Wrong confidence interval in R I have independent 2 samples (both with $n = 200$) and i want to show that the true mean of sample b is higher than the true mean of sample a i.e. $H_0 : \mu_B \le \mu_A$ and $H1: \mu_B \gt \mu_A$.
I wanted to conduct a two sample t-test but since the true mean and variance are unknown i did a F-Test beforehand. The results of the F-Test were, that $\sigma^2_A = \sigma^2_B$.
Because of that i ran the aforementioned t-test in R with following parameters:
t.test(B,A, alternative="greater", var.equal = TRUE, paired=FALSE, conf.level=0.95) 
output:
           Two Sample t-test
data:  B and A
t = 0.33934, df = 398, p-value = 0.3673
alternative hypothesis: true difference in means is greater than 0
95 percent confidence interval:
 -1062.14      Inf
sample estimates:
mean of x mean of y 
 8545.895  8270.625 

I calculated the test-value by hand and had the same result for t. The means of A and B are correct too, but i dont understand the confidence interval. As far as i know the critical value for a right sided test is $t_{398;0.95} = 1.649$ and because of that id keep the null hypothesis since $t = 0.3393 \ngtr 1.649$. But if i were to follow the confidence interval in R id have to reject it, which seems odd.
 A: The result from R says you don't reject the null.
The result gives you the confidence interval of the difference.  It says $-1062.14 \lt \mu_B-\mu_A \lt \infty$.  That means $\mu_B$ could be less than $\mu_A$ and so you cannot reject the null hypothesis.
A: Just to add to/expand on @abstrusiosity's answer:

*

*As mentioned above, 0 falls between -1062.14 and Inf - so if you were using the confidence interval to make null hypothesis testing decisions you would fail to reject the null in this case. (assuming the null is that the difference is not different from 0).

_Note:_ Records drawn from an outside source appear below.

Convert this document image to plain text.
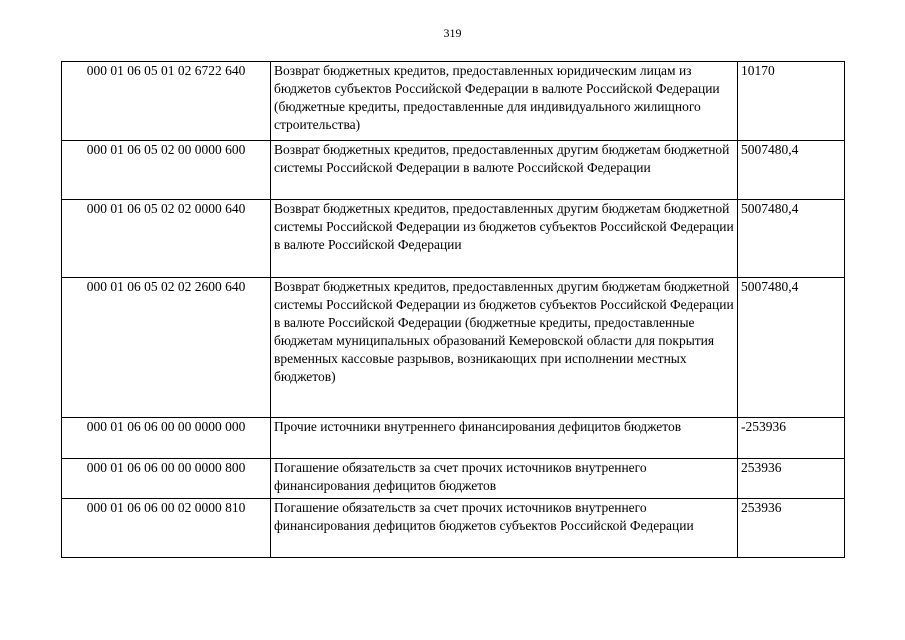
319
000 01 06 05 01 02 6722 640	Возврат бюджетных кредитов, предоставленных юридическим лицам из бюджетов субъектов Российской Федерации в валюте Российской Федерации (бюджетные кредиты, предоставленные для индивидуального жилищного строительства)	10170
000 01 06 05 02 00 0000 600	Возврат бюджетных кредитов, предоставленных другим бюджетам бюджетной системы Российской Федерации в валюте Российской Федерации	5007480,4
000 01 06 05 02 02 0000 640	Возврат бюджетных кредитов, предоставленных другим бюджетам бюджетной системы Российской Федерации из бюджетов субъектов Российской Федерации в валюте Российской Федерации	5007480,4
000 01 06 05 02 02 2600 640	Возврат бюджетных кредитов, предоставленных другим бюджетам бюджетной системы Российской Федерации из бюджетов субъектов Российской Федерации в валюте Российской Федерации (бюджетные кредиты, предоставленные бюджетам муниципальных образований Кемеровской области для покрытия временных кассовые разрывов, возникающих при исполнении местных бюджетов)	5007480,4
000 01 06 06 00 00 0000 000	Прочие источники внутреннего финансирования дефицитов бюджетов	-253936
000 01 06 06 00 00 0000 800	Погашение обязательств за счет прочих источников внутреннего финансирования дефицитов бюджетов	253936
000 01 06 06 00 02 0000 810	Погашение обязательств за счет прочих источников внутреннего финансирования дефицитов бюджетов субъектов Российской Федерации	253936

*The Inf is a result of your one-sided test. You don't really care about the upper bound of the CI in a > one-sided test - just that the lower bound is above 0. You get the same behavior with one-sided tests in the opposite direction. If you run the code below, you'll get -Inf on the lower bound of the interval when the directionality of the test is reversed.

A <- rnorm(100)
B <- rnorm(100)
t.test(A, B, alternative = 'less', var.equal = TRUE, paired = FALSE, conf.level = .95)



*If you want the symmetrical 95% CI you can run the code below. This CI would map on to a two-sided p-value.

# I've omitted `alternative` as the default is "two-sided"
t.test(A, B, var.equal = TRUE, paired = FALSE, conf.level = .95)

You can change the interval to .90 to get the LB or UB relevant for your directional hypothesis and get a symmetrical confidence interval around the mean difference.